Essa é uma situação inimaginável e extremamente delicada para qualquer pessoa. Perder alguém por suicídio traz uma carga emocional ainda mais pesada e, consequentemente, torna a resolução de questões práticas, como o acesso a benefícios, indenizações e regularização de patrimônio, muito mais difícil para qualquer dependente.
Mas, respondendo de forma clara e objetiva à pergunta que muitas pessoas fazem: sim, o seguro de vida paga indenização em caso de suicídio. A legislação brasileira assegura esse direito aos beneficiários, desde que respeitadas algumas condições bem específicas definidas em lei.
O Código Civil Brasileiro é muito claro ao tratar desse tema. A legislação estabelece que existe um período de carência de 2 anos nas apólices de seguro de vida, especificamente relacionado ao suicídio.
O que isso significa na prática? Significa que, se o suicídio ocorrer dentro desse prazo de dois anos, contado a partir da contratação ou da renovação do contrato, a seguradora não é obrigada a pagar a indenização contratada.
Contudo, após o término desse período de dois anos, nenhuma seguradora pode se recusar a realizar o pagamento da indenização em caso de suicídio, mesmo que haja alegações de que o ato tenha sido premeditado.
Essa regra existe, basicamente, por dois motivos fundamentais:
Proteger as seguradoras contra fraudes, evitando que alguém contrate um seguro de vida já com a intenção de tirar a própria vida para beneficiar financeiramente seus dependentes;
Dar ao segurado tempo para buscar ajuda, equilíbrio emocional e suporte, caso ele esteja passando por um momento de crise psicológica.
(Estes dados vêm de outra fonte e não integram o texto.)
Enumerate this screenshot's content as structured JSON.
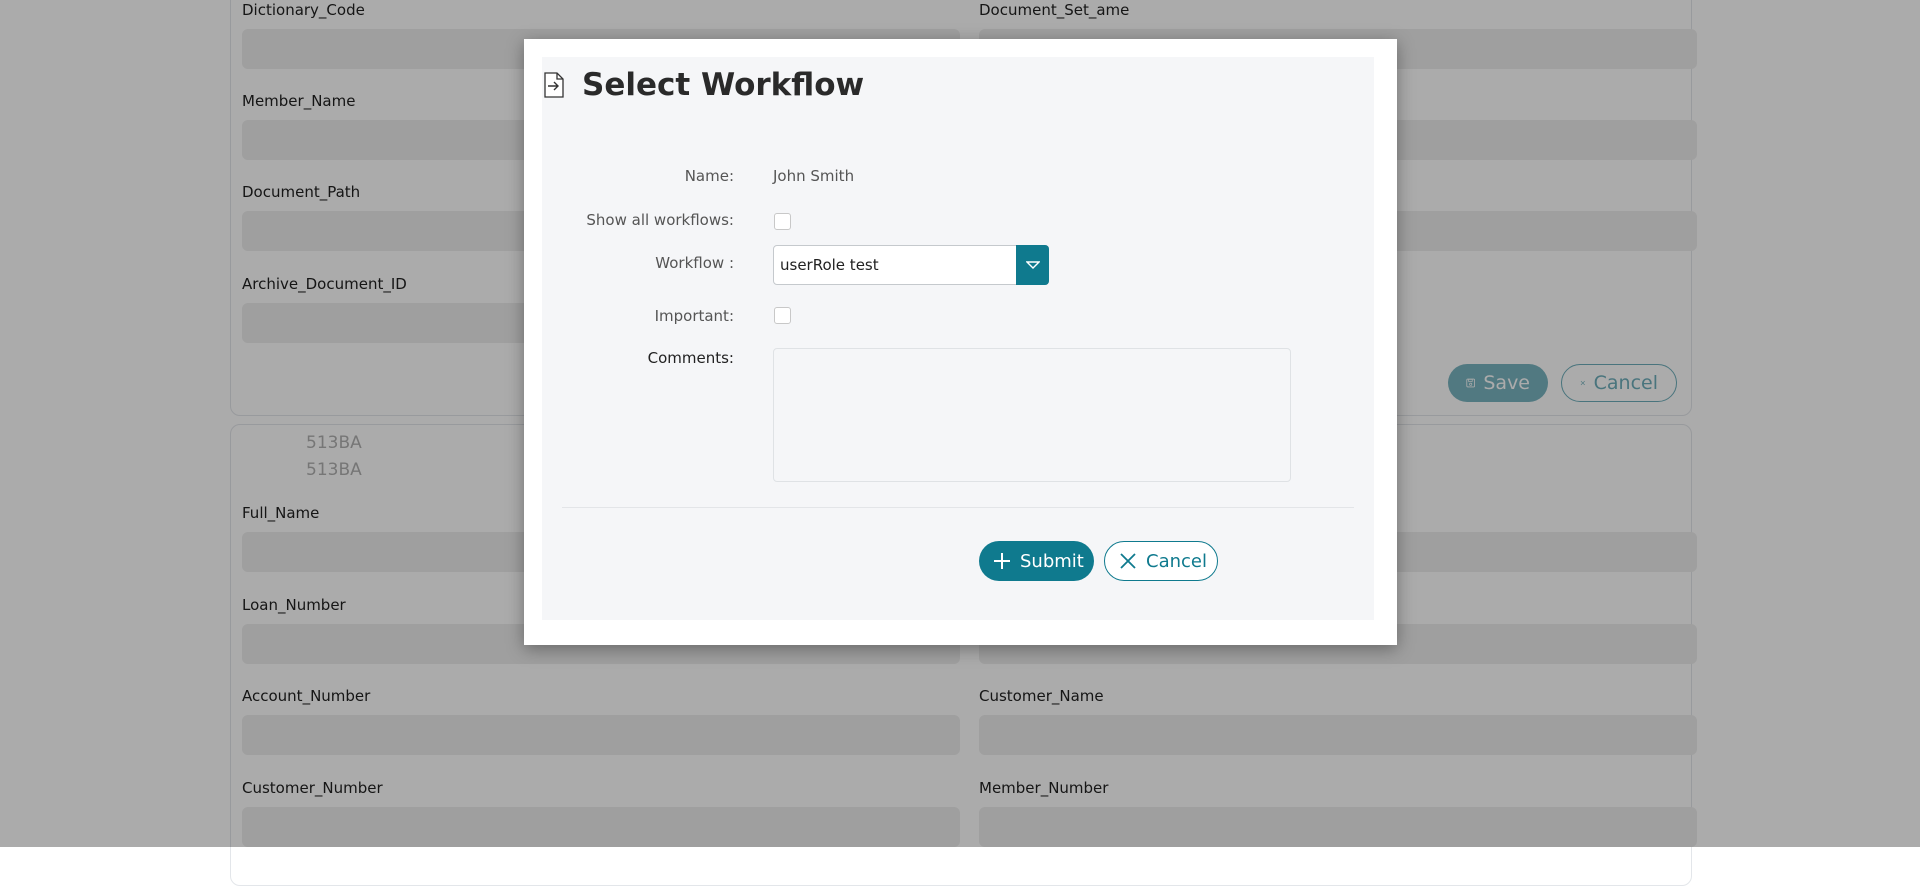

O prazo de dois anos não se aplica apenas ao momento da primeira contratação. Ele também pode ser considerado em casos de renovação de contratos, migração de planos ou alterações substanciais na apólice.
Por isso, é sempre muito importante, no momento de contratar um seguro, ou de realizar qualquer alteração no contrato, conversar abertamente com seu corretor, esclarecendo todas as dúvidas sobre como funciona essa cláusula específica.
Se o falecimento por suicídio ocorrer dentro do prazo de carência, a regra geral é que a seguradora não realiza o pagamento da indenização prevista no contrato.
Porém, existe uma exceção importante. A família do segurado pode, sim, ter direito a receber o valor correspondente à reserva técnica.
A reserva técnica é uma parte dos valores pagos pelo segurado durante a vigência do contrato, que serve como garantia das obrigações futuras da seguradora. Ela funciona, basicamente, como um reembolso parcial, dependendo do quanto foi acumulado até aquele momento.
Existe carência obrigatória de 2 anos. Antes disso, não há indenização integral por suicídio.
Após 2 anos, a seguradora não pode recusar o pagamento, independentemente de o ato ter sido premeditado ou não.
Durante o período de carência, a família pode acessar a reserva técnica, desde que ela esteja prevista na modalidade contratada.
O prazo de carência vale tanto para contratos novos quanto para renovações ou migração de apólices.
Ao contratar um seguro de vida, é fundamental manter um diálogo franco e aberto com seu corretor. Isso inclui, inclusive, informar sobre qualquer condição de saúde mental, episódios de depressão, ansiedade, ou qualquer histórico emocional relevante.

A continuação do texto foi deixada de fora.